Climbing on top of him and breathing
into his mouth this way she could be showing her
desire except that when she draws back
from him to make her little cries
she is turning to her young son just
coming into the room to find his father my brother
on the bed with his lips closed and the slightest
smile on his lips as if when they
both beat on his chest as they do now
he will come back from the dream he is enjoying
so much he cannot hear her calling his name
louder and louder and the son saying get up
get up discovering both of them discovering
for the first time that all along
he has lived in this body this thing
with shut lids dangling its arms
that have nothing to do with him and everything
they can ever know the wife listening weeping
at his chest and the mute son who will never
forget how she takes the face into her hands now
as if there were nothing in the world
but the face and breathes oh
breathes into the mouth which does not breathe back.
This is a virtuoso sentence–strung out over twenty-three lines, with little and big surprises at every turn, it’s both a full sentence and an entire poem.

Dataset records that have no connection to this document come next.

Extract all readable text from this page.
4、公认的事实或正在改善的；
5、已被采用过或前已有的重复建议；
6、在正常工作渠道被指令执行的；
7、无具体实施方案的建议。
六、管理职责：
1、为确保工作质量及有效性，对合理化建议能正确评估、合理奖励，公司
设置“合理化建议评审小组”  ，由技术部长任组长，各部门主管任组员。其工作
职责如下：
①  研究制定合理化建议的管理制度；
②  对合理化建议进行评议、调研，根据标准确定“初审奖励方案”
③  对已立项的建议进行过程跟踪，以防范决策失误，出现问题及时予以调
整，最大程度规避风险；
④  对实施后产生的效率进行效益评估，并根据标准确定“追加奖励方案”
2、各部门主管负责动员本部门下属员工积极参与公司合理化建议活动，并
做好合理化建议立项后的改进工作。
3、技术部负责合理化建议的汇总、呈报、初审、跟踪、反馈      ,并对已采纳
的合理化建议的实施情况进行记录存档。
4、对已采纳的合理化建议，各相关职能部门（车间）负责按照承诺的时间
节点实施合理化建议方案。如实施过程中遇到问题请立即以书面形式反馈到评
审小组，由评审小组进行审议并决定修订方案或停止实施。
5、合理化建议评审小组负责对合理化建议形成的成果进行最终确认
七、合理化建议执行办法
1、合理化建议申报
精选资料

Full disclosure here: I taught a workshop after a talk Wes gave last night, and, seeing him, I was reminded of this poem, which was first thrust into my hands by one of my teachers, about a decade before I ever met Wes.
As a poem, it makes splendid use of its line breaks, both to increase the surprises along the way and to help score our reading of it. If it was prose, which it could be, say, a moment from a novel or a memoir, it’d be a bit breathless and maybe require few commas and a dash or two, but it would still work as a sentence. Syntactically, it all hangs together.
I’m struck by how it takes a short few seconds or half-minute at best of real-time and gives us this moment in super slow motion. It brings us inside the moment, makes us stand there next to the wife and her son–their world irrevocably, suddenly shattered.
The almost sexual imagery in the first few lines, and the way sex and death get switched, jump-starts the beginning of the sentence. I’m also astounded by how, right in the middle, we see the father having a pleasant dream, as if this were all a bad dream. The final turn of the poem (and the turn of that knife) is in that cruel and true last line–this mouth will never breathe back again, and, in the world of the poem, this jaw-dropping sentence, we realize that at the exact same moment as the wife. It’s stunning, and crushing.